Le vieil homme
Paris, 1932, 12ème arrondissement
Le vieux réveil, d'un son métallique strident, sonna. Sortant de sa torpeur, le vieil homme ne le laissa retentir que quelques secondes avant de le faire taire.
Il resta alors allongé là, à fixer le plafond blanc délavé de son appartement parisien délabré. On entendait les pas du voisin du dessus, qui se préparait à partir au travail. Le rire de ses enfants, leurs pas pressés, la voix de sa femme. La vie fourmillait autour de lui, au contraire de notre homme.
Enlisé dans le silence de sa vie, il restait là, à attendre. Non par réflexion, mais davantage par simple habitude. Aucunes pensées ne lui traversaient l'esprit, sa voix intérieure s'était tut voilà bien longtemps. Il l'avait muselé, pas par choix, davantage par crainte. Ou bien était-ce par lassitude ?

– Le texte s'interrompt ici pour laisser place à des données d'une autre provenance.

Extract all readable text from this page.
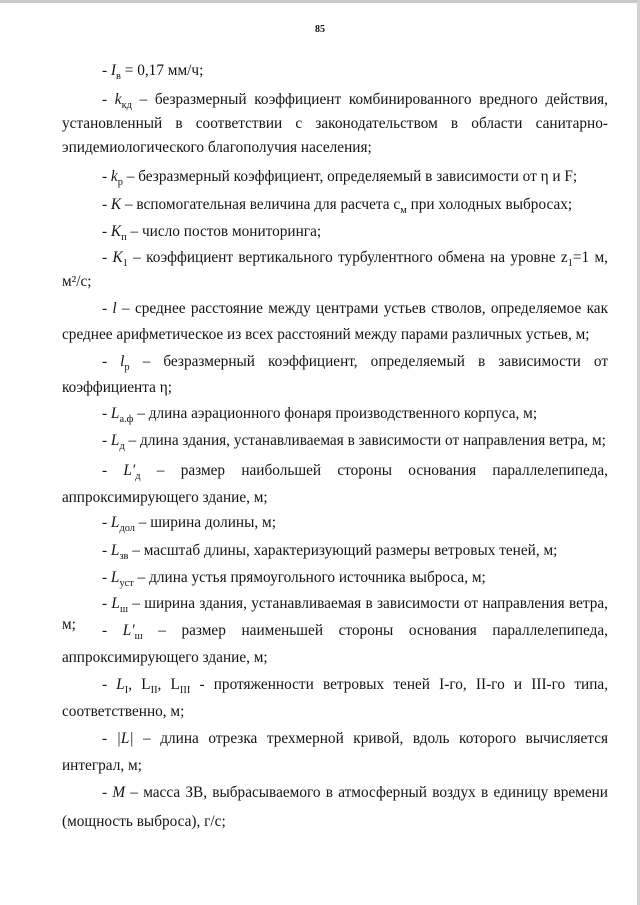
85

- $I_в = 0,17$ мм/ч;

- $k_{кд}$ – безразмерный коэффициент комбинированного вредного действия, установленный в соответствии с законодательством в области санитарно-эпидемиологического благополучия населения;

- $k_р$ – безразмерный коэффициент, определяемый в зависимости от η и F;

- K – вспомогательная величина для расчета $с_м$ при холодных выбросах;

- $K_п$ – число постов мониторинга;

- $K_1$ – коэффициент вертикального турбулентного обмена на уровне $z_1=1$ м, м²/с;

- l – среднее расстояние между центрами устьев стволов, определяемое как среднее арифметическое из всех расстояний между парами различных устьев, м;

- $l_р$ – безразмерный коэффициент, определяемый в зависимости от коэффициента η;

- $L_{а.ф}$ – длина аэрационного фонаря производственного корпуса, м;

- $L_д$ – длина здания, устанавливаемая в зависимости от направления ветра, м;

- $L'_д$ – размер наибольшей стороны основания параллелепипеда, аппроксимирующего здание, м;

- $L_{дол}$ – ширина долины, м;

- $L_{зв}$ – масштаб длины, характеризующий размеры ветровых теней, м;

- $L_{уст}$ – длина устья прямоугольного источника выброса, м;

- $L_ш$ – ширина здания, устанавливаемая в зависимости от направления ветра, м;	- $L'_ш$ – размер наименьшей стороны основания параллелепипеда, аппроксимирующего здание, м;

- $L_I$, $L_{II}$, $L_{III}$ - протяженности ветровых теней I-го, II-го и III-го типа, соответственно, м;

- |L| – длина отрезка трехмерной кривой, вдоль которого вычисляется интеграл, м;

- M – масса ЗВ, выбрасываемого в атмосферный воздух в единицу времени (мощность выброса), г/с;
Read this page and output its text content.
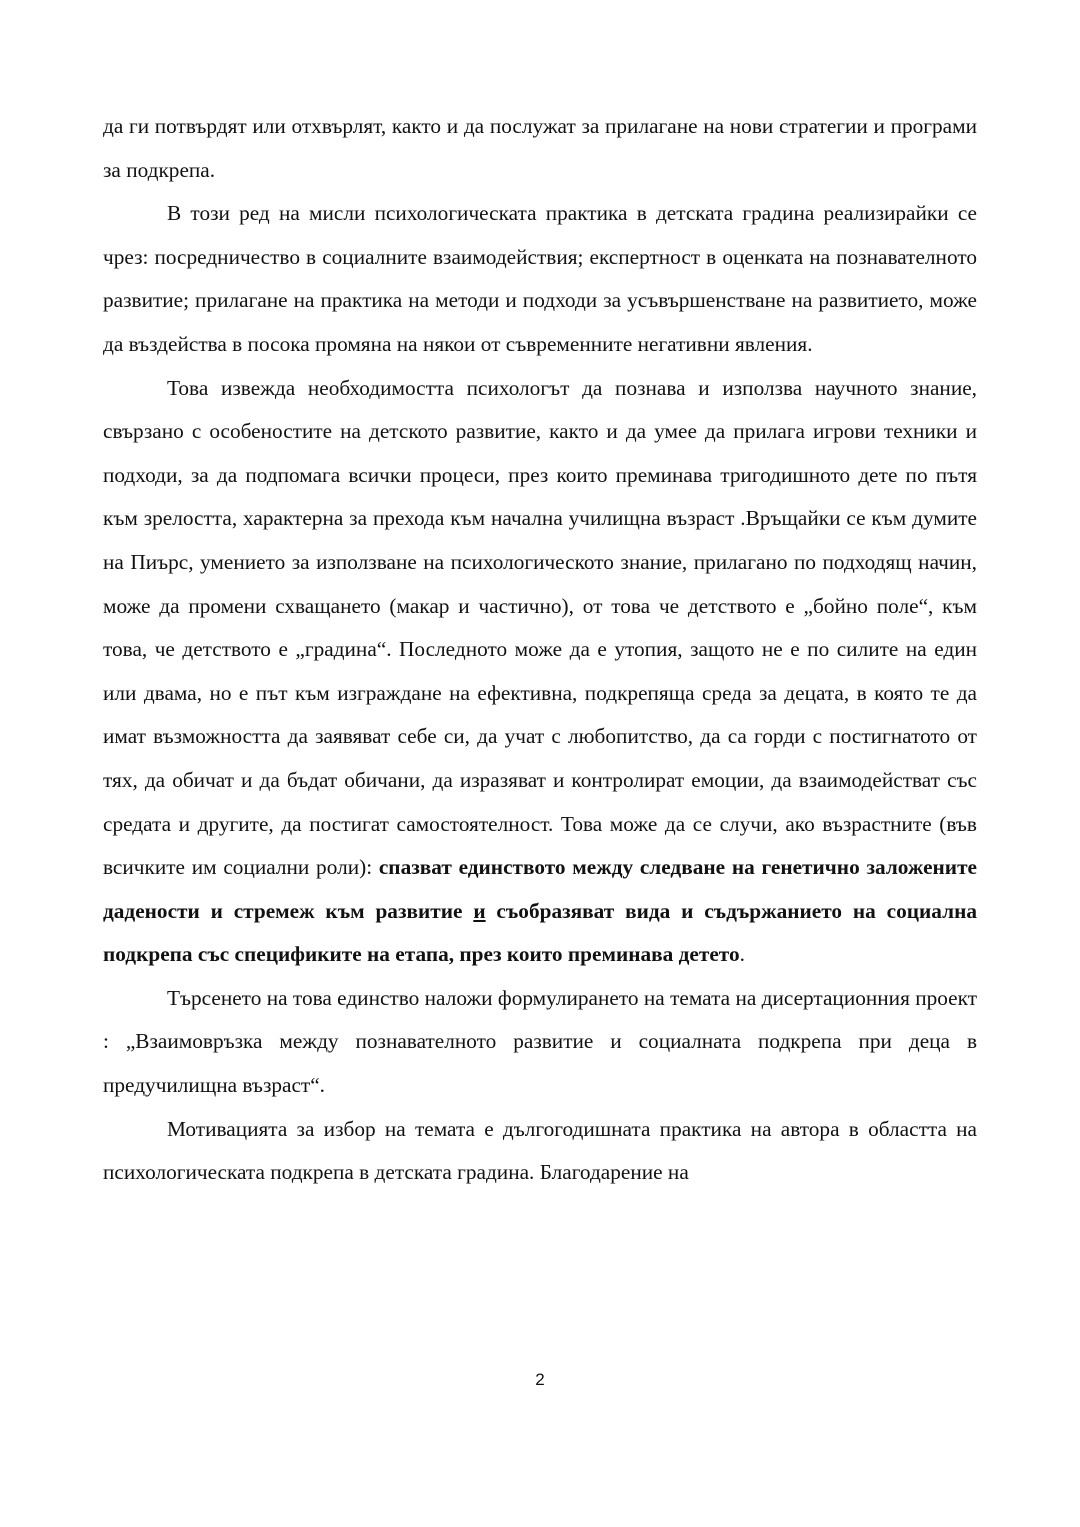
да ги потвърдят или отхвърлят, както и да послужат за прилагане на нови стратегии и програми за подкрепа.

В този ред на мисли психологическата практика в детската градина реализирайки се чрез: посредничество в социалните взаимодействия; експертност в оценката на познавателното развитие; прилагане на практика на методи и подходи за усъвършенстване на развитието, може да въздейства в посока промяна на някои от съвременните негативни явления.

Това извежда необходимостта психологът да познава и използва научното знание, свързано с особеностите на детското развитие, както и да умее да прилага игрови техники и подходи, за да подпомага всички процеси, през които преминава тригодишното дете по пътя към зрелостта, характерна за прехода към начална училищна възраст .Връщайки се към думите на Пиърс, умението за използване на психологическото знание, прилагано по подходящ начин, може да промени схващането (макар и частично), от това че детството е „бойно поле“, към това, че детството е „градина“. Последното може да е утопия, защото не е по силите на един или двама, но е път към изграждане на ефективна, подкрепяща среда за децата, в която те да имат възможността да заявяват себе си, да учат с любопитство, да са горди с постигнатото от тях, да обичат и да бъдат обичани, да изразяват и контролират емоции, да взаимодействат със средата и другите, да постигат самостоятелност. Това може да се случи, ако възрастните (във всичките им социални роли): спазват единството между следване на генетично заложените дадености и стремеж към развитие и съобразяват вида и съдържанието на социална подкрепа със спецификите на етапа, през които преминава детето.

Търсенето на това единство наложи формулирането на темата на дисертационния проект : „Взаимовръзка между познавателното развитие и социалната подкрепа при деца в предучилищна възраст“.

Мотивацията за избор на темата е дългогодишната практика на автора в областта на психологическата подкрепа в детската градина. Благодарение на

2
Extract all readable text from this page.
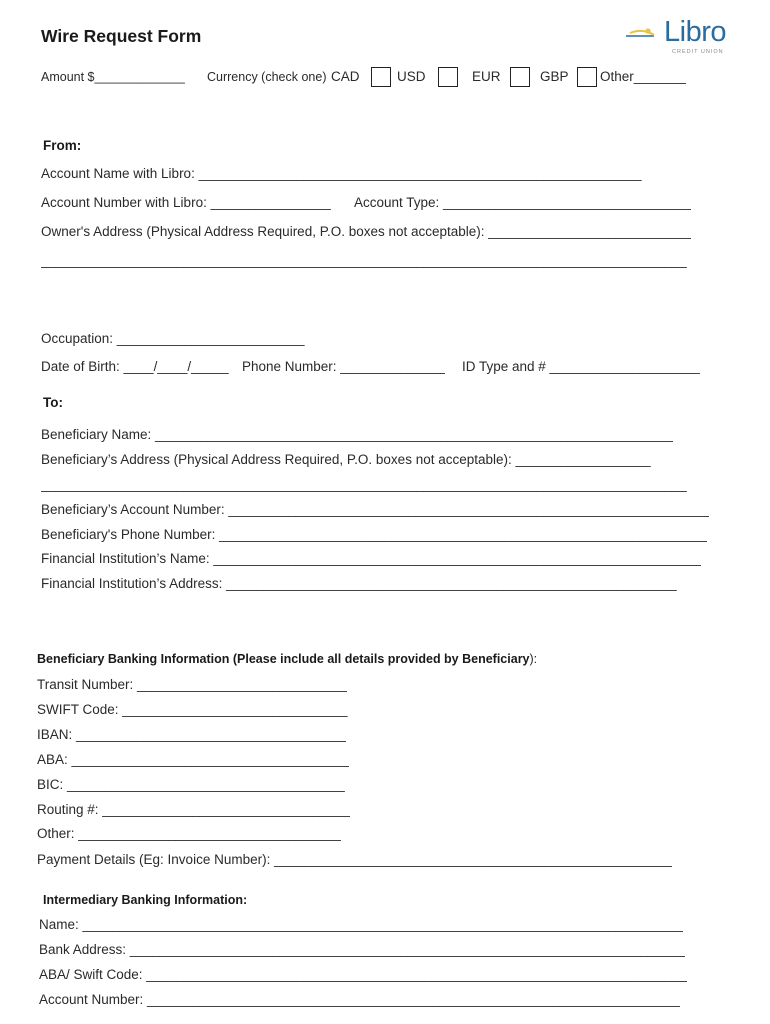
Wire Request Form	Libro
CREDIT UNION
Amount $_____________ Currency (check one) CAD	USD	EUR	GBP Other_______
From:
Account Name with Libro: ___________________________________________________________
Account Number with Libro: ________________ Account Type: _________________________________
Owner's Address (Physical Address Required, P.O. boxes not acceptable): ___________________________
______________________________________________________________________________________
Occupation: _________________________
Date of Birth: ____/____/_____ Phone Number: ______________ ID Type and # ____________________
To:
Beneficiary Name: _____________________________________________________________________
Beneficiary’s Address (Physical Address Required, P.O. boxes not acceptable): __________________
______________________________________________________________________________________
Beneficiary’s Account Number: ________________________________________________________________
Beneficiary's Phone Number: _________________________________________________________________
Financial Institution’s Name: _________________________________________________________________
Financial Institution’s Address: ____________________________________________________________
Beneficiary Banking Information (Please include all details provided by Beneficiary):
Transit Number: ____________________________
SWIFT Code: ______________________________
IBAN: ____________________________________
ABA: _____________________________________
BIC: _____________________________________
Routing #: _________________________________
Other: ___________________________________
Payment Details (Eg: Invoice Number): _____________________________________________________
Intermediary Banking Information:
Name: ________________________________________________________________________________
Bank Address: __________________________________________________________________________
ABA/ Swift Code: ________________________________________________________________________
Account Number: _______________________________________________________________________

Mais ces questions existentielles ne l'intéressait guère. Il poussa sa couette pour venir s'asseoir sur son matelas et enfiler ses vieilles pantoufles. Après s'être levé non sans mal, en prenant gare à ne pas glisser sur son parquet aux lattes grinçantes, il se dirigea doucement vers sa petite cuisine.
Prenant son paquet de céréale, il observa au travers de la fenêtre la rue, depuis son troisième étage. Les calèches et les passants s'affairaient. Les manteaux longs, en ce début d'hiver, se bousculaient sur les pavés gris, se hâtaient pour ne pas arriver en retard. Tous étaient attendu, tous avaient un lieu où se rendre, un but à atteindre.
Le vieil homme se versa un verre de jus d'orange, contre lequel étaient adossé ses pilules. Il les avala, une à une, sans broncher, comme à son habitude. Il s'asseya alors, encore une fois avec précaution. Son dos le lançait.
Entre deux gorgées, le regard vide, il contemplait les carreaux blancs du mur de sa cuisine. Il lui arrivait de repenser à ses anciens collègues, lorsqu'il travaillait encore au bureau. La plupart était mort lors de la guerre.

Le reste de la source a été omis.